Revolução no Mercado de Trabalho: 2025 Marca o Menor Índice de Desemprego em 19 Estados e no DF

Revolução no Mercado de Trabalho: 2025 Marca o Menor Índice de Desemprego em 19 Estados e no DF

Desemprego em Queda: 19 Estados e o DF Registram Menores Taxas da História em 2025

O ano de 2025 foi marcado por uma significativa redução nas taxas de desemprego em diversas regiões do Brasil.
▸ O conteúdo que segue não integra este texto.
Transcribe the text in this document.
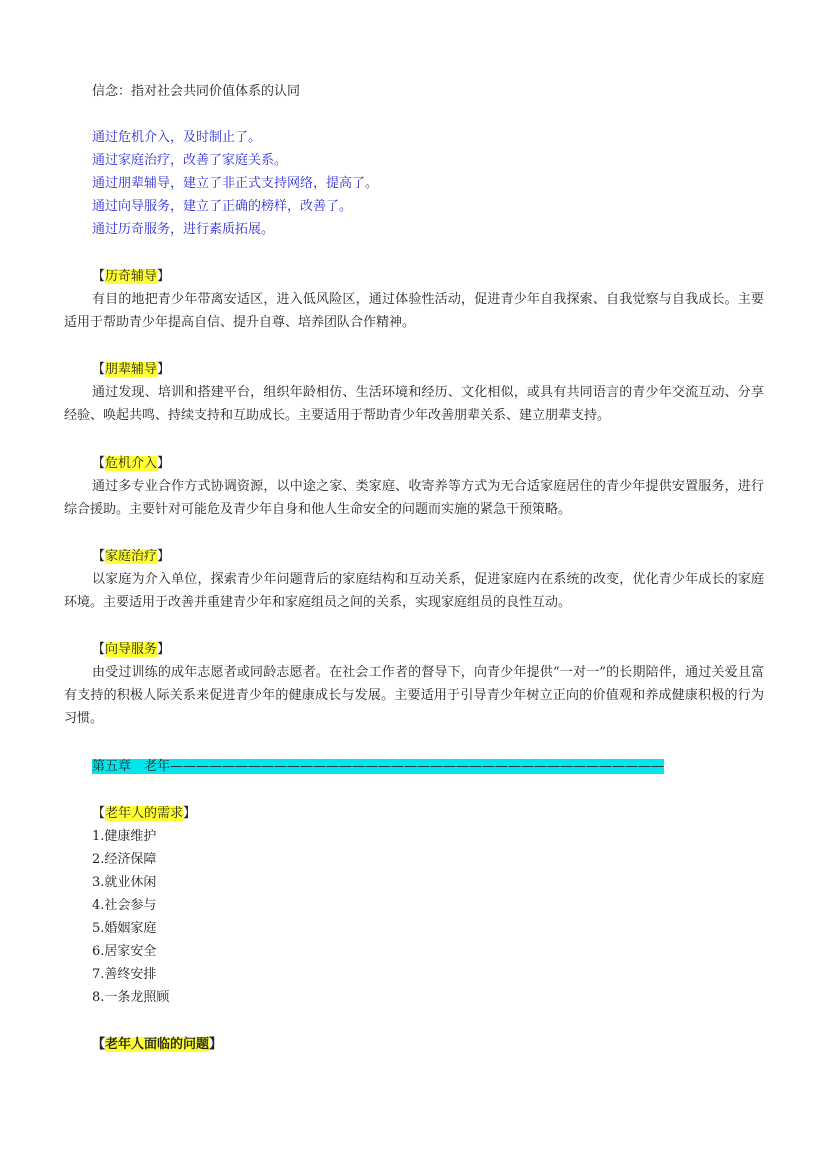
信念：指对社会共同价值体系的认同
通过危机介入，及时制止了。
通过家庭治疗，改善了家庭关系。
通过朋辈辅导，建立了非正式支持网络，提高了。
通过向导服务，建立了正确的榜样，改善了。
通过历奇服务，进行素质拓展。
【历奇辅导】
有目的地把青少年带离安适区，进入低风险区，通过体验性活动，促进青少年自我探索、自我觉察与自我成长。主要适用于帮助青少年提高自信、提升自尊、培养团队合作精神。
【朋辈辅导】
通过发现、培训和搭建平台，组织年龄相仿、生活环境和经历、文化相似，或具有共同语言的青少年交流互动、分享经验、唤起共鸣、持续支持和互助成长。主要适用于帮助青少年改善朋辈关系、建立朋辈支持。
【危机介入】
通过多专业合作方式协调资源，以中途之家、类家庭、收寄养等方式为无合适家庭居住的青少年提供安置服务，进行综合援助。主要针对可能危及青少年自身和他人生命安全的问题而实施的紧急干预策略。
【家庭治疗】
以家庭为介入单位，探索青少年问题背后的家庭结构和互动关系，促进家庭内在系统的改变，优化青少年成长的家庭环境。主要适用于改善并重建青少年和家庭组员之间的关系，实现家庭组员的良性互动。
【向导服务】
由受过训练的成年志愿者或同龄志愿者。在社会工作者的督导下，向青少年提供“一对一”的长期陪伴，通过关爱且富有支持的积极人际关系来促进青少年的健康成长与发展。主要适用于引导青少年树立正向的价值观和养成健康积极的行为习惯。
第五章　老年——————————————————————————————————————
【老年人的需求】
1.健康维护
2.经济保障
3.就业休闲
4.社会参与
5.婚姻家庭
6.居家安全
7.善终安排
8.一条龙照顾
【老年人面临的问题】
Dezenove estados e o Distrito Federal (DF) encerraram o período com os índices mais baixos já registrados desde o início da Pesquisa Nacional por Amostra de Domicílios (Pnad) Contínua, em 2012. Os dados, divulgados nesta sexta-feira (20) pelo Instituto Brasileiro de Geografia e Estatística (IBGE), revelam um panorama otimista para o mercado de trabalho brasileiro.

A taxa nacional de desemprego atingiu 5,6%, a menor desde o início da série histórica. Essa pesquisa, que analisa a situação do mercado de trabalho para pessoas a partir de 14 anos, considera diferentes formas de ocupação, incluindo trabalhos formais e informais. Para ser classificada como desempregada, a pessoa deve ter buscado ativamente uma vaga nos 30 dias anteriores à pesquisa.

Destaques por Estado

Os estados que se destacaram com as menores taxas de desemprego em 2025 foram:

  • Mato Grosso: 2,2%
  • Santa Catarina: 2,3%
  • Mato Grosso do Sul: 3%
  • Espírito Santo: 3,3%
  • Paraná: 3,6%
  • Rio Grande do Sul: 4%
  • Minas Gerais: 4,6%
  • Goiás: 4,6%
  • Tocantins: 4,7%
  • São Paulo: 5%
  • Paraíba: 6%
  • Ceará: 6,5%
  • Pará: 6,8%
  • Maranhão: 6,8%
  • Distrito Federal: 7,5%
  • Amapá: 7,9%
  • Sergipe: 7,9%
  • Rio Grande do Norte: 8,1%
  • Amazonas: 8,4%
  • Bahia: 8,7%

Apesar de não apresentar queda no desemprego, Rondônia encerrou o ano com 3,3%, o quarto menor índice do Brasil. O estado do Amazonas, por sua vez, manteve a taxa de 8,4%, sem alterações em relação ao ano anterior.

Análise da Informalidade

A pesquisa do IBGE também destacou a questão da informalidade no mercado de trabalho. Com uma taxa média de 38,1% no Brasil, 18 estados apresentaram índices acima dessa média, especialmente nas regiões Norte e Nordeste. A informalidade implica a falta de garantias trabalhistas, como previdência social, 13º salário e seguro-desemprego.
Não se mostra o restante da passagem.